O banco francês BNP Paribas prevê que o IPCA chegue à casa dos 7,5% em 12 meses no terceiro trimestre de 2021, até perder força e terminar o ano na casa dos 5% – ou seja, acima do teto da meta do BC. “A inflação tem surpreendido para cima, tendo por trás o aumento dos preços de commodities e depreciação da moeda, com riscos crescentes para as expectativas”, disse o banco em relatório neste mês.
No entanto, não é consenso entre os especialistas que a inflação deva sair do controle. Da mesma maneira que o presidente do BC, o economista Fábio Astrauskas, CEO da Siegen Consultoria e professor do Insper, também diz que o avanço da inflação é um fenômeno temporário. “Não me parece que a gente tem movimentos mais que alimentam a inflação daqui para frente”, afirma ele.
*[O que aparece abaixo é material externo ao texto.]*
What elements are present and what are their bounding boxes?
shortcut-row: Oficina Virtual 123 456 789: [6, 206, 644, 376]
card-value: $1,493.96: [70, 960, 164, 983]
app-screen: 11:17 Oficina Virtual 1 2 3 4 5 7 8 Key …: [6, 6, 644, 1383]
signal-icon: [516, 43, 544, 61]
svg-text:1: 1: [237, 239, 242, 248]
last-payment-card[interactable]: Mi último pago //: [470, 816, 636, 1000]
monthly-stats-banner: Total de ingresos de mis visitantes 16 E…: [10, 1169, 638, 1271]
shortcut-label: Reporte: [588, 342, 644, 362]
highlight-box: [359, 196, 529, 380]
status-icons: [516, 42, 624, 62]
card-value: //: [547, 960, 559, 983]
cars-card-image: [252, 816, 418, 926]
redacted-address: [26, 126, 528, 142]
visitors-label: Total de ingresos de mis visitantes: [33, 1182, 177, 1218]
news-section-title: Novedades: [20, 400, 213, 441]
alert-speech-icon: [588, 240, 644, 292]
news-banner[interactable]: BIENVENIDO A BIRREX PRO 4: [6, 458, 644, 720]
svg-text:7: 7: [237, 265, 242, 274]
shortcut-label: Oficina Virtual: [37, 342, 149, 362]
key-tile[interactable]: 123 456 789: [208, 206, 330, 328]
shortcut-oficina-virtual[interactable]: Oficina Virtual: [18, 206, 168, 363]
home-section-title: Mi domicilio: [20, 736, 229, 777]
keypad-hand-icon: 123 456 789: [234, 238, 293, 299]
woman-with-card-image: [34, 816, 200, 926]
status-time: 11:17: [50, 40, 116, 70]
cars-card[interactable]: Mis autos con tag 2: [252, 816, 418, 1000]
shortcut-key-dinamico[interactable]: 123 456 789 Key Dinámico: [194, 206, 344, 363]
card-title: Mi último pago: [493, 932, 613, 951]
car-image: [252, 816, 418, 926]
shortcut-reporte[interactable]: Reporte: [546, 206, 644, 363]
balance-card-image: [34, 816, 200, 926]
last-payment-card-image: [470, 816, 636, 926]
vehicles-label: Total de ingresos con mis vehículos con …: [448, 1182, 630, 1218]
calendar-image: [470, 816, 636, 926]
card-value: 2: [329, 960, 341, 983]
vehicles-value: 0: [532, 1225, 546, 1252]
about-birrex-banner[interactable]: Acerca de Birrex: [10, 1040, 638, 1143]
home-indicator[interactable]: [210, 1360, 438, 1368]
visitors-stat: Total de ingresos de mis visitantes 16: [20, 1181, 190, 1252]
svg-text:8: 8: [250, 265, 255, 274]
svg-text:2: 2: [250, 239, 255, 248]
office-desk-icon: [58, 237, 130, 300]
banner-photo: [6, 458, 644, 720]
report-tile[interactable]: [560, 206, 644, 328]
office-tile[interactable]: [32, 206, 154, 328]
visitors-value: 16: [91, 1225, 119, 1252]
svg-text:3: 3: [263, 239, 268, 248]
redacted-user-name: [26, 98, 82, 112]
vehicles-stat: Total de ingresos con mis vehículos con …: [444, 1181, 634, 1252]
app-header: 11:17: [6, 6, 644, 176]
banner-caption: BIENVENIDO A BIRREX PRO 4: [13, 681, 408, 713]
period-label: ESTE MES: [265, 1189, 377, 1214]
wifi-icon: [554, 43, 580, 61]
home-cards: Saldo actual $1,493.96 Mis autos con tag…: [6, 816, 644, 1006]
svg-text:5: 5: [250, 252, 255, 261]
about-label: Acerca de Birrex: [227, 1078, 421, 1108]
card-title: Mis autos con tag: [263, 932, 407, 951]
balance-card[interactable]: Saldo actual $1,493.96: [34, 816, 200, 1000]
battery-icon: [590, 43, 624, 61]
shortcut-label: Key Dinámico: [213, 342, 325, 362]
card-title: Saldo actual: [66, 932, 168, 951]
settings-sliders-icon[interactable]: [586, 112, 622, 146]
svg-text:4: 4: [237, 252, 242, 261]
Entre os fatores que ele cita para a expectativa de alívio da inflação estão a atividade econômica fraca, o desemprego crescente, cadeias de suprimento já ajustadas após o desarranjo da pandemia e o dólar que, apesar de alto, não deve ter fôlego para subir em relação ao real com a mesma intensidade do ano passado. “Então, provavelmente, a inflação de março, abril, maio, virá menor.”